Ayala then took us to see the kitchen and both the dry store and refrigerated areas. The centre is particularly focused on providing a variety of nourishing meals to the children throughout the week.

The children who attend the centre come from a range of backgrounds, but include some from very disadvantaged families. We were told there are some children who only eat at the centre, and who come in the morning wearing the same nappy they were sent home in the night before. So it was understandable that the focus is not just on the day care of the children, but rather their overall health and nutrition. Ayala’s pride on how much they are able to provide (they go through hundreds of kilos of meat each week, as well as fresh fruit and vegetables) illustrated her love and devotion for the children under her care. As well as the necessities, the niceties are also provided, with homemade cooking reflecting the different cultures of both the children and the staff!

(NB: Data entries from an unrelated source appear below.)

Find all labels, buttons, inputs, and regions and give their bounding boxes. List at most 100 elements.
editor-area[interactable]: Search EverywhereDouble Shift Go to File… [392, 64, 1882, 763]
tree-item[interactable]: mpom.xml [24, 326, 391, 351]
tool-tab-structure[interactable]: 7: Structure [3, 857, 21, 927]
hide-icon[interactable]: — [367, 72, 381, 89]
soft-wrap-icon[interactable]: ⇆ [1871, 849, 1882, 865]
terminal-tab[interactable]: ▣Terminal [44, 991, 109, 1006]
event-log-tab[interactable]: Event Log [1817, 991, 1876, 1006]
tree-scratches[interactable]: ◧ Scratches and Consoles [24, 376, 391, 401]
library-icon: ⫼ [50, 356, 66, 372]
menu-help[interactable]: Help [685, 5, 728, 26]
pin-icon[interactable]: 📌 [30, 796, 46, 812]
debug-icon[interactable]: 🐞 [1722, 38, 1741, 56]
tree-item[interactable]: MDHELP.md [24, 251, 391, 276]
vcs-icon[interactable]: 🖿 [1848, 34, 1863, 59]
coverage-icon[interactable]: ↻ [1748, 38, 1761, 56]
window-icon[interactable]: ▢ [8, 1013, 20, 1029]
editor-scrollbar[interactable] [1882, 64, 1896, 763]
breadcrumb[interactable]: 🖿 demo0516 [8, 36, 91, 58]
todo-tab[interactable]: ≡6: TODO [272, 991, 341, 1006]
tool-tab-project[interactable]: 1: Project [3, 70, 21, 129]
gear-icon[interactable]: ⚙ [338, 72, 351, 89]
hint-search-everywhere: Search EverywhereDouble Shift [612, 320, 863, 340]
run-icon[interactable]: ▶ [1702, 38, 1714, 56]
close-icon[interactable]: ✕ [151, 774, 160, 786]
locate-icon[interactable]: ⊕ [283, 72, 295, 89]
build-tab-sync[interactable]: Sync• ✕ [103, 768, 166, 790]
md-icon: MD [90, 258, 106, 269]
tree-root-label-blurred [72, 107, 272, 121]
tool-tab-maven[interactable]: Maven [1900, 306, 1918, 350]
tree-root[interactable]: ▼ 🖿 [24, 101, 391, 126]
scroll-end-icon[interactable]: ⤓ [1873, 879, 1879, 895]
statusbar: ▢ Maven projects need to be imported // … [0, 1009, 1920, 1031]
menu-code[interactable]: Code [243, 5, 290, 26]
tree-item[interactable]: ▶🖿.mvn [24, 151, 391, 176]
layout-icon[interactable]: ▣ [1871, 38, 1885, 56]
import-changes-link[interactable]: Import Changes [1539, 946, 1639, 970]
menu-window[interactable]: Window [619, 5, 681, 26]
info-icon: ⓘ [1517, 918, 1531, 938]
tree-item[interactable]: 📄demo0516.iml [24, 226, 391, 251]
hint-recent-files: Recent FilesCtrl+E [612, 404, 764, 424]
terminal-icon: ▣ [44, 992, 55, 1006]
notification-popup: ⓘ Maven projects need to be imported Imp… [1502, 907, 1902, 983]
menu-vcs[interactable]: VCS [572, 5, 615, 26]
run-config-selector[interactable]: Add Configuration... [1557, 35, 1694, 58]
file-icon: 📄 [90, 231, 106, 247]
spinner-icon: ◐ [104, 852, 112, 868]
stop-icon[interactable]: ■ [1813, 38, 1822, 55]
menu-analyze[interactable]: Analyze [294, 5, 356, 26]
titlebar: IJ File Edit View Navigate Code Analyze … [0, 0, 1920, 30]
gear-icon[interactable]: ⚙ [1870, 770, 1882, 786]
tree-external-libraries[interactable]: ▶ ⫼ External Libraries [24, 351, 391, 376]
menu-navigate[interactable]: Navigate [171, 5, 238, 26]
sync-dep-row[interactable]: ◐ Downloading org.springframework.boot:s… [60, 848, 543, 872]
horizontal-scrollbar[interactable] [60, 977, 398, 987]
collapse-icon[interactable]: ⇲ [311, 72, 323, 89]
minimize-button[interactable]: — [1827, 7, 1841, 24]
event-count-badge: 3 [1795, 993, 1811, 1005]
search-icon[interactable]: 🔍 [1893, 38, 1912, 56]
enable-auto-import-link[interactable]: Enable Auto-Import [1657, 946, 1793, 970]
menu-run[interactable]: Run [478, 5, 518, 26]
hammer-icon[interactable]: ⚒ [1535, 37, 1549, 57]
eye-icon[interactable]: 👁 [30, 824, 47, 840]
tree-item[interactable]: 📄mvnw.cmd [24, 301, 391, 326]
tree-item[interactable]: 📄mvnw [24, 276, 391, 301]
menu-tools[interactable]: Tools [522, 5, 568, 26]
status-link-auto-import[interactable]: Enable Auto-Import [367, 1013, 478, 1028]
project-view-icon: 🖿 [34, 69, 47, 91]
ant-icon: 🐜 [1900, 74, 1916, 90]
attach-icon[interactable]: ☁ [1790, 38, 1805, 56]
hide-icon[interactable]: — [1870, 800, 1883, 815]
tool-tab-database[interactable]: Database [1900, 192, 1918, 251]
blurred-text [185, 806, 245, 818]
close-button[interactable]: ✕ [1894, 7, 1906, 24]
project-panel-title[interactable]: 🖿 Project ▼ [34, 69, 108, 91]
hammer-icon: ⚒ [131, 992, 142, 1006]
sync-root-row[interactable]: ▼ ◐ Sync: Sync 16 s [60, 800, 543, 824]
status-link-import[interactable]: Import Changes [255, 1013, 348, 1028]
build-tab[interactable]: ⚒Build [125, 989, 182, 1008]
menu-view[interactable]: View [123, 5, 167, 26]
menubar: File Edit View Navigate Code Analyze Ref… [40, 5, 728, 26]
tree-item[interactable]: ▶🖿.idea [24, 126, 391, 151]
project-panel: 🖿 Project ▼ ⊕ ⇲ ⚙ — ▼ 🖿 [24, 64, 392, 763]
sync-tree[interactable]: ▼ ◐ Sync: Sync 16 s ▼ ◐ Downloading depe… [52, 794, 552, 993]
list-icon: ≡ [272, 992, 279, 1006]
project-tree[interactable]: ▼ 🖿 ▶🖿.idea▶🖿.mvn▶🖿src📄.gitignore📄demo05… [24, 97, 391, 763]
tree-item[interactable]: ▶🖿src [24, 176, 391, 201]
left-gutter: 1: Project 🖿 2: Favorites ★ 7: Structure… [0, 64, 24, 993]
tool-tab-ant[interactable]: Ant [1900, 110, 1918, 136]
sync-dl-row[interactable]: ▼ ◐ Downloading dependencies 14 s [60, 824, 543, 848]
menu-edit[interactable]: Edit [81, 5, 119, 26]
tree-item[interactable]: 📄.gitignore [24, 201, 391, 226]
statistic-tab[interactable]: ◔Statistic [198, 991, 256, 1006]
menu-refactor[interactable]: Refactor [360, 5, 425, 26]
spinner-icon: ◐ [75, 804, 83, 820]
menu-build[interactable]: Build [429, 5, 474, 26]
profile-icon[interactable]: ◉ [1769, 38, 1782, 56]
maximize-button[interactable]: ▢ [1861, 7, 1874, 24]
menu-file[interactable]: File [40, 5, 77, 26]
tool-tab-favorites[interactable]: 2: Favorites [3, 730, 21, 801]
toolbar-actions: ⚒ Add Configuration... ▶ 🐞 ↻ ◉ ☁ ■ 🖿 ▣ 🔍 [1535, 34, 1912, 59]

There is also the support of a social worker to help parents. What I found incredible was that onsite there is a separate facility for after school care. Children come in from local schools, often those who have previously attended for day care, and have access to programs and computers, and importantly, receive a meal. Additionally, children from local sessional kinders can access childcare at the centre once their sessions have finished. As their parents are likely to be working, staff and volunteers from the WIZO Raya Jaglom Daycare Centre walk around to local kinders and schools to collect these children.

We enjoyed some refreshments, including some home baked goodies. Our daughters had joined us for morning tea after the tour, but rather than allow us to leave, Ayala and Noam, one of the room leaders, invited our girls to stay and help them give lunch to the children. My husband and I were sent off for a walk, and when we returned an hour later, our three ‘little’ girls seemed so grown up as they helped the children settle for their nap time.

Having the opportunity to see the results of WIZO’s work and the donations that come through was truly inspiring. It was one of the real highlights of our trip, which I believe will have a lasting effect on our daughters. Despite the modern miracle that is the State of Israel, there is still so much need to help the next generation grow to their full potential. It is very comforting to see what good hands they are in.